A exclusão foi sem explicação clara, informou a TV estatal Telesur. Enquanto isso, o governo venezuelano está contabilizando cerca de duas dúzias de jornalistas e outros funcionários da mídia sob várias acusações por razões semelhantes. “Esta é definitivamente uma medida arbitrária”, disse a presidente da Voice of America, Amanda Bennett.
O governo de Maduro ainda não disse nada em resposta à retirada da conta. A ausência de explicações cria espaço para especulações sobre a natureza política da decisão.
As relações entre Venezuela e Estados Unidos têm sido voláteis ultimamente. O governo dos EUA enviou embarcações militares ao Caribe sob o pretexto de combate ao narcotráfico, e a resposta de Maduro veio na forma de exercícios militares e convocando as tropas para estarem prontas nas fronteiras.

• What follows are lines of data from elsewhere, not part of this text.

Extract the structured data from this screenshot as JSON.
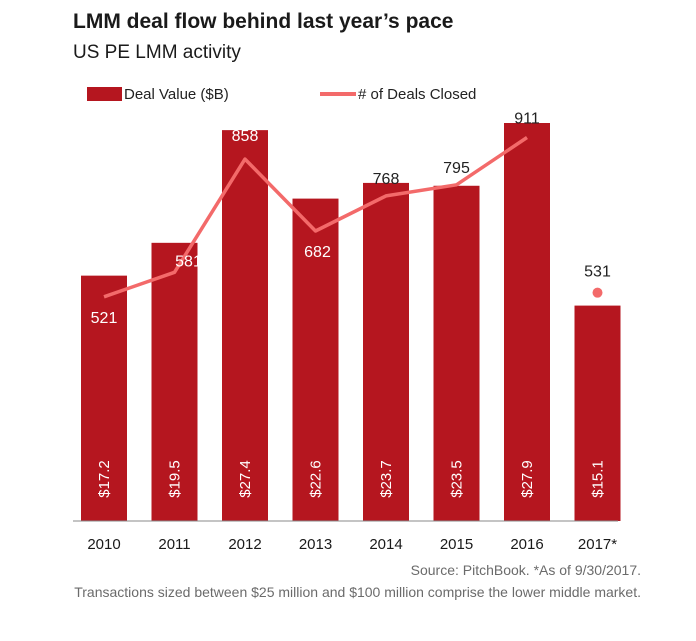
{
  "title": "LMM deal flow behind last year’s pace",
  "subtitle": "US PE LMM activity",
  "source": "Source: PitchBook. *As of 9/30/2017.",
  "note": "Transactions sized between $25 million and $100 million comprise the lower middle market.",
  "colors": {
    "bar": "#b5161f",
    "line": "#f36a6a",
    "axis": "#888888"
  },
  "chart_data": {
    "type": "bar",
    "categories": [
      "2010",
      "2011",
      "2012",
      "2013",
      "2014",
      "2015",
      "2016",
      "2017*"
    ],
    "series": [
      {
        "name": "Deal Value ($B)",
        "type": "bar",
        "values": [
          17.2,
          19.5,
          27.4,
          22.6,
          23.7,
          23.5,
          27.9,
          15.1
        ],
        "labels": [
          "$17.2",
          "$19.5",
          "$27.4",
          "$22.6",
          "$23.7",
          "$23.5",
          "$27.9",
          "$15.1"
        ]
      },
      {
        "name": "# of Deals Closed",
        "type": "line",
        "values": [
          521,
          581,
          858,
          682,
          768,
          795,
          911,
          531
        ],
        "labels": [
          "521",
          "581",
          "858",
          "682",
          "768",
          "795",
          "911",
          "531"
        ],
        "note": "2017* shown as separate point (not connected)"
      }
    ],
    "legend_placement": "top-left",
    "grid": false
  }
}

Não é a primeira confrontação do presidente com plataformas digitais. Em 2021, sua conta no Facebook foi banida por um mês após compartilhar detalhes sobre um suposto remédio para a Covid-19. Mais recentemente, ele também acusou o TikTok de bloquear transmissões ao vivo.
O caso ressalta a questão de onde traçar a linha entre liberdade de expressão, controle da desinformação e pressões políticas em um ambiente digital que está cada vez mais rigidamente controlado, particularmente em regimes intensamente contestados ao redor do mundo.